With its stylish aircraft-aluminium design, superior processing power and value-for-money price tag, the dv7 is something I would consider buying for my family's home entertainment needs.

HP designed this machine around the latest Intel Centrino 2 technology that promises a good balance between processing power and battery life.

Hardware in this notebook is mostly top of the line: At the heart is a high-end Intel Core 2 Duo 2.53GHz processor with 3GB RAM (expandable to 8GB DDR2 SDRAM). Its large 17-inch widescreen display can display the highest resolution of 1,440 x 900 pixels.

Trust me, I got a kick out of watching Return Of The King on the dv7's big screen compared to watching the same movie on my Toshiba M300 with its puny 14.1-inch screen.

With these high-end specifications, performance is excellent. It scored 240 points on the MobileMark 2007 performance benchtest.

HP also equipped the dv7 with an Nvidia GeForce 9600M GT graphics chipset with 512MB video memory.

With this firepower, the dv7 runs graphics-intensive games like Call Of Duty 4 smooth as silk. Its high score of 4,523 points on the 3DMark06 graphics benchtest is not surprising.

What is equally important is the superior audio hardware: the dv7 comes with Altec Lansing speakers with integrated sub-woofer supported by a 3D Sound Blaster Pro compatible 16-bit integrated audio processor. At full volume, the sound of exploding grenades and the rattle of machine gun fire in Call Of Duty 4 was enough to wake my napping spouse.

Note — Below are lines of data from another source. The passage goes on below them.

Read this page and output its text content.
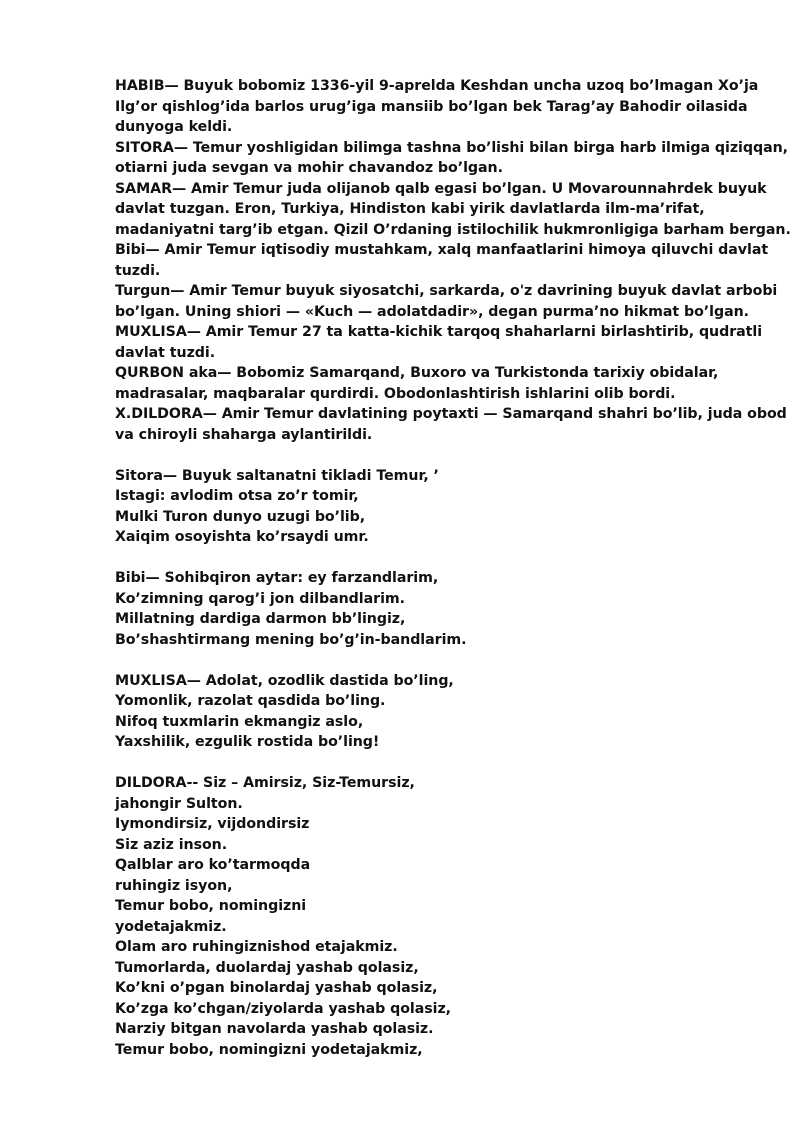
HABIB— Buyuk bobomiz 1336-yil 9-aprelda Keshdan uncha uzoq bo’lmagan Xo’ja
Ilg’or qishlog’ida barlos urug’iga mansiib bo’lgan bek Tarag’ay Bahodir oilasida
dunyoga keldi.
SITORA— Temur yoshligidan bilimga tashna bo’lishi bilan birga harb ilmiga qiziqqan,
otiarni juda sevgan va mohir chavandoz bo’lgan.
SAMAR— Amir Temur juda olijanob qalb egasi bo’lgan. U Movarounnahrdek buyuk
davlat tuzgan. Eron, Turkiya, Hindiston kabi yirik davlatlarda ilm-ma’rifat,
madaniyatni targ’ib etgan. Qizil O’rdaning istilochilik hukmronligiga barham bergan.
Bibi— Amir Temur iqtisodiy mustahkam, xalq manfaatlarini himoya qiluvchi davlat
tuzdi.
Turgun— Amir Temur buyuk siyosatchi, sarkarda, o'z davrining buyuk davlat arbobi
bo’lgan. Uning shiori — «Kuch — adolatdadir», degan purma’no hikmat bo’lgan.
MUXLISA— Amir Temur 27 ta katta-kichik tarqoq shaharlarni birlashtirib, qudratli
davlat tuzdi.
QURBON aka— Bobomiz Samarqand, Buxoro va Turkistonda tarixiy obidalar,
madrasalar, maqbaralar qurdirdi. Obodonlashtirish ishlarini olib bordi.
X.DILDORA— Amir Temur davlatining poytaxti — Samarqand shahri bo’lib, juda obod
va chiroyli shaharga aylantirildi.
Sitora— Buyuk saltanatni tikladi Temur, ’
Istagi: avlodim otsa zo’r tomir,
Mulki Turon dunyo uzugi bo’lib,
Xaiqim osoyishta ko’rsaydi umr.
Bibi— Sohibqiron aytar: ey farzandlarim,
Ko’zimning qarog’i jon dilbandlarim.
Millatning dardiga darmon bb’lingiz,
Bo’shashtirmang mening bo’g’in-bandlarim.
MUXLISA— Adolat, ozodlik dastida bo’ling,
Yomonlik, razolat qasdida bo’ling.
Nifoq tuxmlarin ekmangiz aslo,
Yaxshilik, ezgulik rostida bo’ling!
DILDORA-- Siz – Amirsiz, Siz-Temursiz,
jahongir Sulton.
Iymondirsiz, vijdondirsiz
Siz aziz inson.
Qalblar aro ko’tarmoqda
ruhingiz isyon,
Temur bobo, nomingizni
yodetajakmiz.
Olam aro ruhingiznishod etajakmiz.
Tumorlarda, duolardaj yashab qolasiz,
Ko’kni o’pgan binolardaj yashab qolasiz,
Ko’zga ko’chgan/ziyolarda yashab qolasiz,
Narziy bitgan navolarda yashab qolasiz.
Temur bobo, nomingizni yodetajakmiz,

HP ships this notebook with lots of ports and slots. Highlights include four USB ports - enough for external devices like a printer, an external hard drive and digital camera. It even has a FireWire slot for digital video transfer and a high-definition multimedia interface port for super-clear high-definition videos.

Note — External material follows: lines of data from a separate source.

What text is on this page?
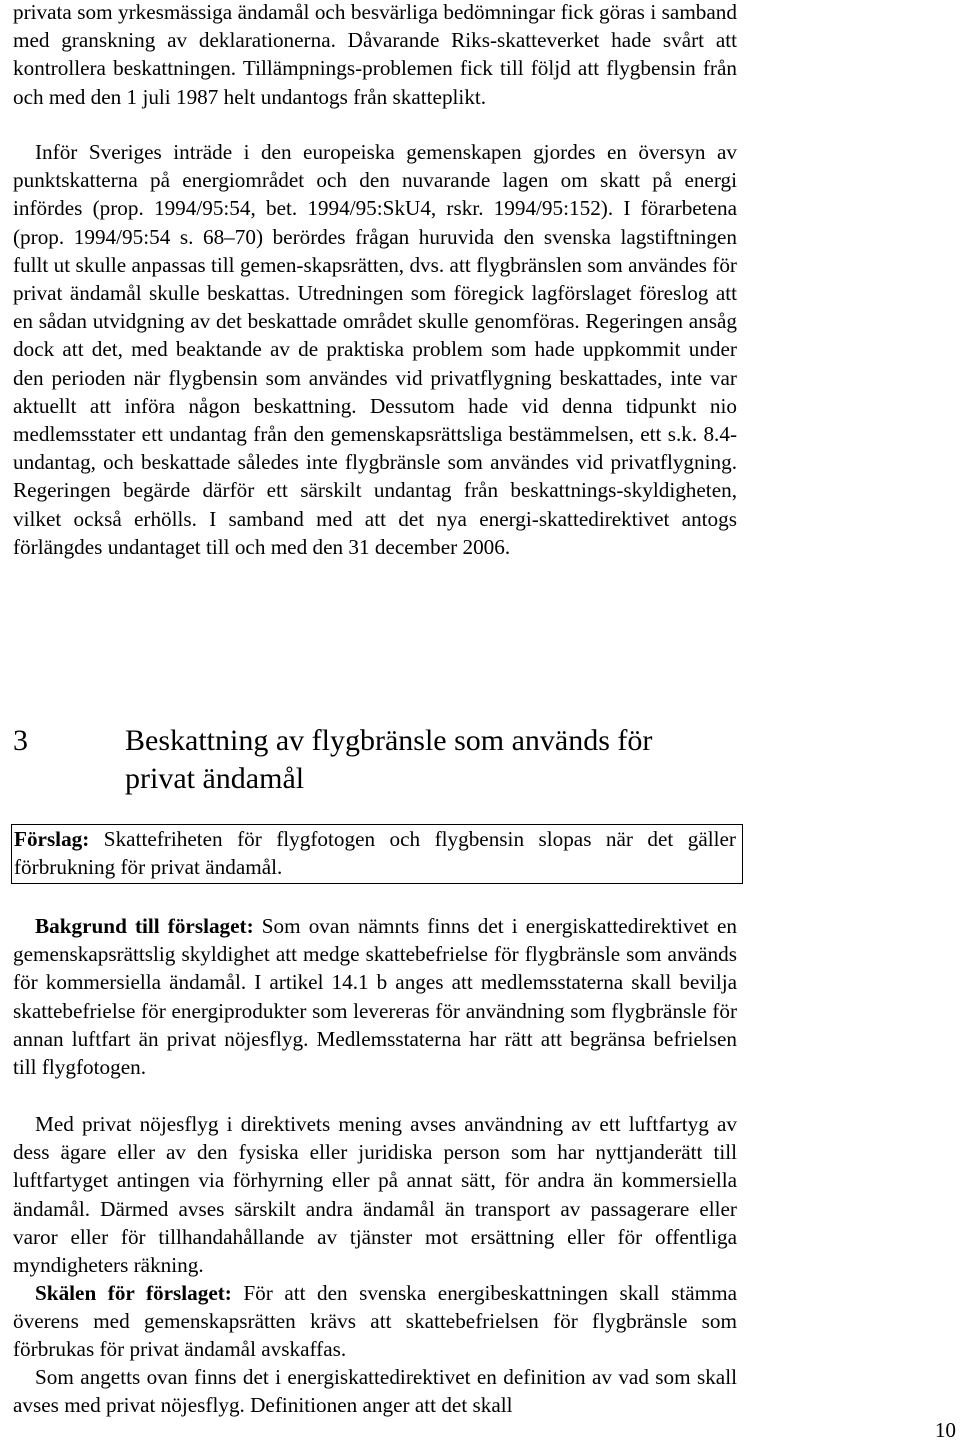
privata som yrkesmässiga ändamål och besvärliga bedömningar fick göras i samband med granskning av deklarationerna. Dåvarande Riks-skatteverket hade svårt att kontrollera beskattningen. Tillämpnings-problemen fick till följd att flygbensin från och med den 1 juli 1987 helt undantogs från skatteplikt.

Inför Sveriges inträde i den europeiska gemenskapen gjordes en översyn av punktskatterna på energiområdet och den nuvarande lagen om skatt på energi infördes (prop. 1994/95:54, bet. 1994/95:SkU4, rskr. 1994/95:152). I förarbetena (prop. 1994/95:54 s. 68–70) berördes frågan huruvida den svenska lagstiftningen fullt ut skulle anpassas till gemen-skapsrätten, dvs. att flygbränslen som användes för privat ändamål skulle beskattas. Utredningen som föregick lagförslaget föreslog att en sådan utvidgning av det beskattade området skulle genomföras. Regeringen ansåg dock att det, med beaktande av de praktiska problem som hade uppkommit under den perioden när flygbensin som användes vid privatflygning beskattades, inte var aktuellt att införa någon beskattning. Dessutom hade vid denna tidpunkt nio medlemsstater ett undantag från den gemenskapsrättsliga bestämmelsen, ett s.k. 8.4-undantag, och beskattade således inte flygbränsle som användes vid privatflygning. Regeringen begärde därför ett särskilt undantag från beskattnings-skyldigheten, vilket också erhölls. I samband med att det nya energi-skattedirektivet antogs förlängdes undantaget till och med den 31 december 2006.

3	Beskattning av flygbränsle som används för privat ändamål

Förslag: Skattefriheten för flygfotogen och flygbensin slopas när det gäller förbrukning för privat ändamål.

Bakgrund till förslaget: Som ovan nämnts finns det i energiskattedirektivet en gemenskapsrättslig skyldighet att medge skattebefrielse för flygbränsle som används för kommersiella ändamål. I artikel 14.1 b anges att medlemsstaterna skall bevilja skattebefrielse för energiprodukter som levereras för användning som flygbränsle för annan luftfart än privat nöjesflyg. Medlemsstaterna har rätt att begränsa befrielsen till flygfotogen.

Med privat nöjesflyg i direktivets mening avses användning av ett luftfartyg av dess ägare eller av den fysiska eller juridiska person som har nyttjanderätt till luftfartyget antingen via förhyrning eller på annat sätt, för andra än kommersiella ändamål. Därmed avses särskilt andra ändamål än transport av passagerare eller varor eller för tillhandahållande av tjänster mot ersättning eller för offentliga myndigheters räkning.

Skälen för förslaget: För att den svenska energibeskattningen skall stämma överens med gemenskapsrätten krävs att skattebefrielsen för flygbränsle som förbrukas för privat ändamål avskaffas.

Som angetts ovan finns det i energiskattedirektivet en definition av vad som skall avses med privat nöjesflyg. Definitionen anger att det skall

10
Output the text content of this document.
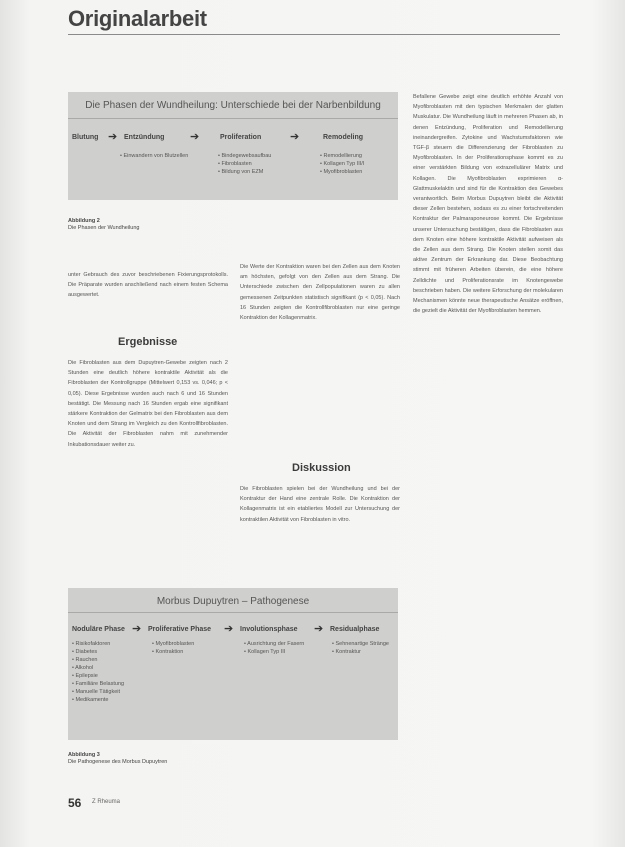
Originalarbeit
Die Phasen der Wundheilung: Unterschiede bei der Narbenbildung
Blutung ➔ Entzündung ➔	Proliferation	➔	Remodeling
• Einwandern von Blutzellen
•	Bindegewebsaufbau
• Fibroblasten
• Bildung von EZM
• Remodellierung
• Kollagen Typ III/I
• Myofibroblasten
Abbildung 2
Die Phasen der Wundheilung
unter Gebrauch des zuvor beschriebenen Fixierungsprotokolls. Die Präparate wurden anschließend nach einem festen Schema ausgewertet.
Ergebnisse
Die Fibroblasten aus dem Dupuytren-Gewebe zeigten nach 2 Stunden eine deutlich höhere kontraktile Aktivität als die Fibroblasten der Kontrollgruppe (Mittelwert 0,153 vs. 0,046; p < 0,05). Diese Ergebnisse wurden auch nach 6 und 16 Stunden bestätigt. Die Messung nach 16 Stunden ergab eine signifikant stärkere Kontraktion der Gelmatrix bei den Fibroblasten aus dem Knoten und dem Strang im Vergleich zu den Kontrollfibroblasten. Die Aktivität der Fibroblasten nahm mit zunehmender Inkubationsdauer weiter zu.
Die Werte der Kontraktion waren bei den Zellen aus dem Knoten am höchsten, gefolgt von den Zellen aus dem Strang. Die Unterschiede zwischen den Zellpopulationen waren zu allen gemessenen Zeitpunkten statistisch signifikant (p < 0,05). Nach 16 Stunden zeigten die Kontrollfibroblasten nur eine geringe Kontraktion der Kollagenmatrix.
Diskussion
Die Fibroblasten spielen bei der Wundheilung und bei der Kontraktur der Hand eine zentrale Rolle. Die Kontraktion der Kollagenmatrix ist ein etabliertes Modell zur Untersuchung der kontraktilen Aktivität von Fibroblasten in vitro.
Befallene Gewebe zeigt eine deutlich erhöhte Anzahl von Myofibroblasten mit den typischen Merkmalen der glatten Muskulatur. Die Wundheilung läuft in mehreren Phasen ab, in denen Entzündung, Proliferation und Remodellierung ineinandergreifen. Zytokine und Wachstumsfaktoren wie TGF-β steuern die Differenzierung der Fibroblasten zu Myofibroblasten. In der Proliferationsphase kommt es zu einer verstärkten Bildung von extrazellulärer Matrix und Kollagen. Die Myofibroblasten exprimieren α-Glattmuskelaktin und sind für die Kontraktion des Gewebes verantwortlich. Beim Morbus Dupuytren bleibt die Aktivität dieser Zellen bestehen, sodass es zu einer fortschreitenden Kontraktur der Palmaraponeurose kommt. Die Ergebnisse unserer Untersuchung bestätigen, dass die Fibroblasten aus dem Knoten eine höhere kontraktile Aktivität aufweisen als die Zellen aus dem Strang. Die Knoten stellen somit das aktive Zentrum der Erkrankung dar. Diese Beobachtung stimmt mit früheren Arbeiten überein, die eine höhere Zelldichte und Proliferationsrate im Knotengewebe beschrieben haben. Die weitere Erforschung der molekularen Mechanismen könnte neue therapeutische Ansätze eröffnen, die gezielt die Aktivität der Myofibroblasten hemmen.
Morbus Dupuytren – Pathogenese
Noduläre Phase ➔ Proliferative Phase ➔ Involutionsphase ➔ Residualphase
• Risikofaktoren
• Diabetes
• Rauchen
• Alkohol
• Epilepsie
• Familiäre Belastung
• Manuelle Tätigkeit
• Medikamente
• Myofibroblasten
• Kontraktion
• Ausrichtung der Fasern
• Kollagen Typ III
• Sehnenartige Stränge
• Kontraktur
Abbildung 3
Die Pathogenese des Morbus Dupuytren
56 Z Rheuma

Bonuses include a built-in TV tuner that lets you tap into the TV aerial to catch free-to-air TV programmes, say, on Channel 5 and Okto. For couch potatoes, HP ships the notebook with a remote control so you can switch TV channels from the comfort of your sofa.

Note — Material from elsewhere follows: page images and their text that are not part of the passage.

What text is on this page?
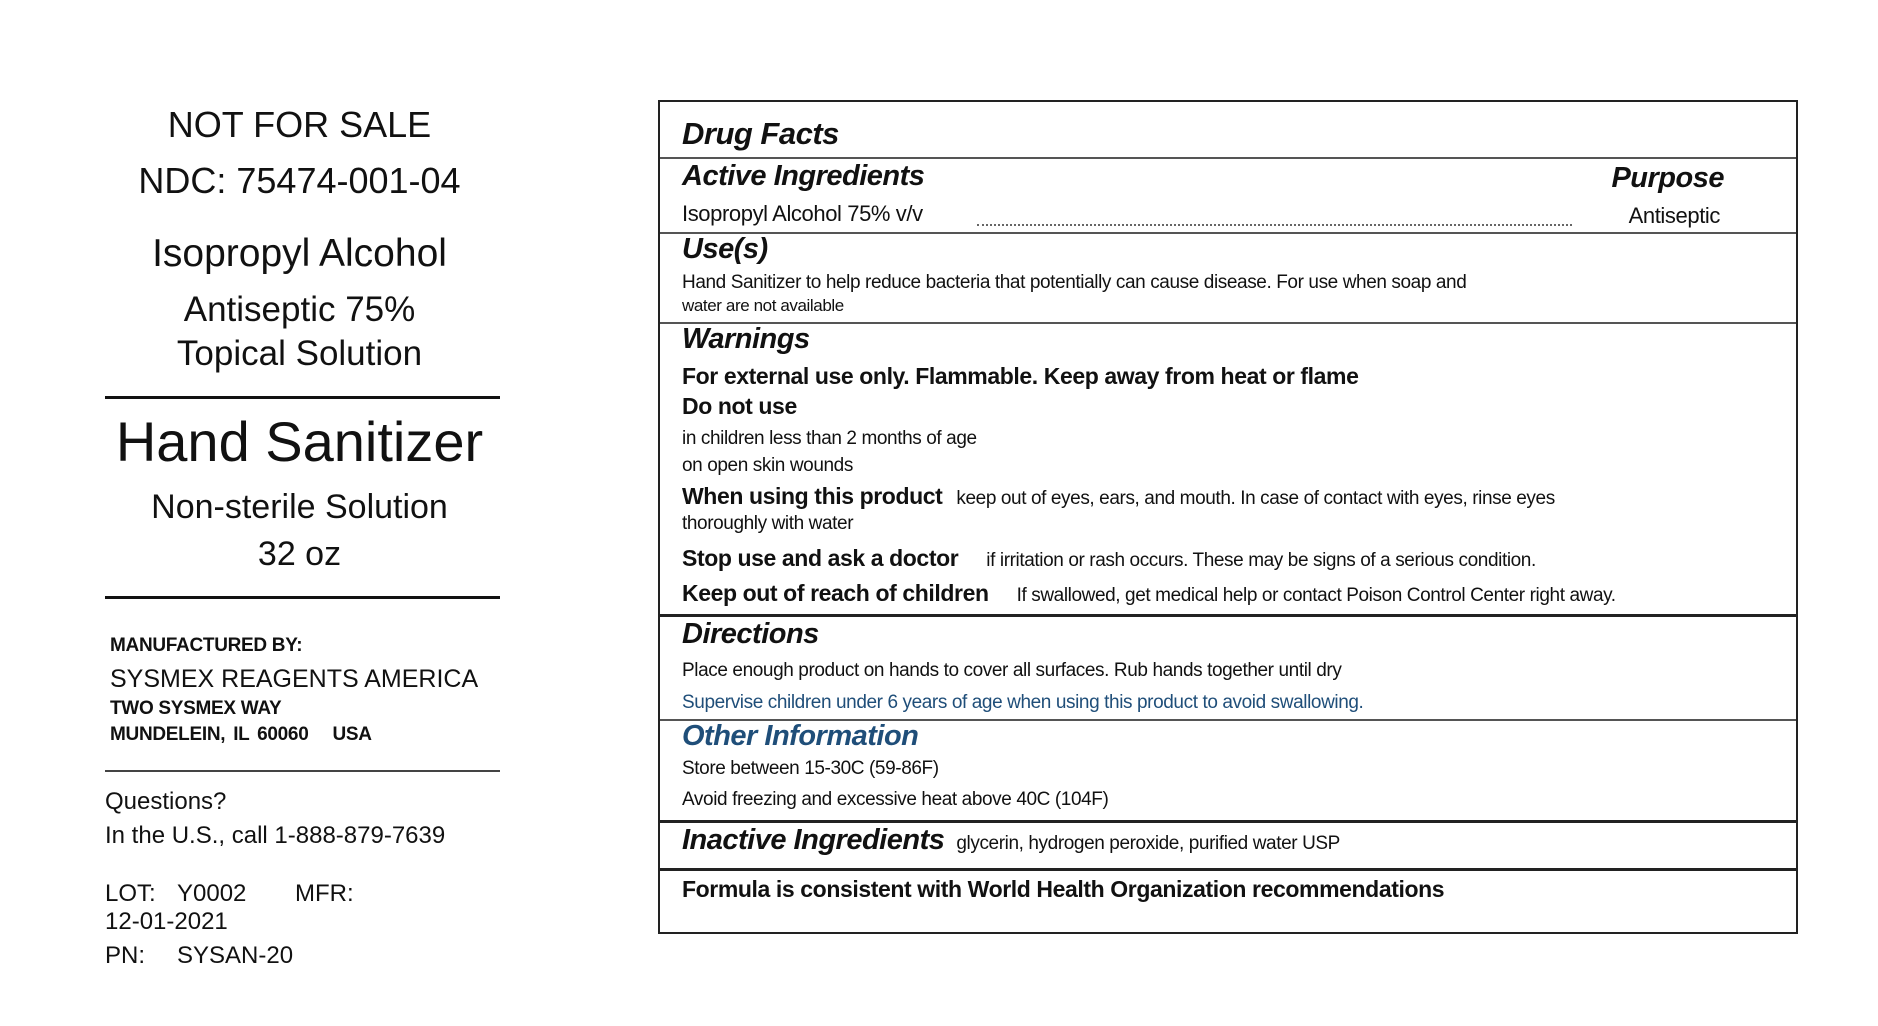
NOT FOR SALE
NDC: 75474-001-04
Isopropyl Alcohol
Antiseptic 75%
Topical Solution
Hand Sanitizer
Non-sterile Solution
32 oz
MANUFACTURED BY:
SYSMEX REAGENTS AMERICA
TWO SYSMEX WAY
MUNDELEIN, IL 60060 USA
Questions?
In the U.S., call 1-888-879-7639
LOT: Y0002 MFR:12-01-2021
PN: SYSAN-20
Drug Facts
Active Ingredients	Purpose
Isopropyl Alcohol 75% v/v	Antiseptic
Use(s)
Hand Sanitizer to help reduce bacteria that potentially can cause disease. For use when soap and
water are not available
Warnings
For external use only. Flammable. Keep away from heat or flame
Do not use
in children less than 2 months of age
on open skin wounds
When using this product keep out of eyes, ears, and mouth. In case of contact with eyes, rinse eyes
thoroughly with water
Stop use and ask a doctor if irritation or rash occurs. These may be signs of a serious condition.
Keep out of reach of children If swallowed, get medical help or contact Poison Control Center right away.
Directions
Place enough product on hands to cover all surfaces. Rub hands together until dry
Supervise children under 6 years of age when using this product to avoid swallowing.
Other Information
Store between 15-30C (59-86F)
Avoid freezing and excessive heat above 40C (104F)
Inactive Ingredients glycerin, hydrogen peroxide, purified water USP
Formula is consistent with World Health Organization recommendations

There is also a Blue-ray DVD burner and a full-sized keyboard with an added numeric keypad.

The excellent software bundle complements the hardware package. You get useful features like a recovery partition (so it is possible to recover system, applications and drivers separately), a recovery CD/DVD creation tool and Symantec Norton Internet Security 2008.

At 3.5kg, the bulky monster, that takes up the space of an A3 sheet of paper, is not the type of notebook you will lug around on your travels.

Final say

The dv7 makes for a mean multimedia machine for watching movies and playing games at home.

By Adli Yashir, a correspondent and Internet coordinator with Berita Harian.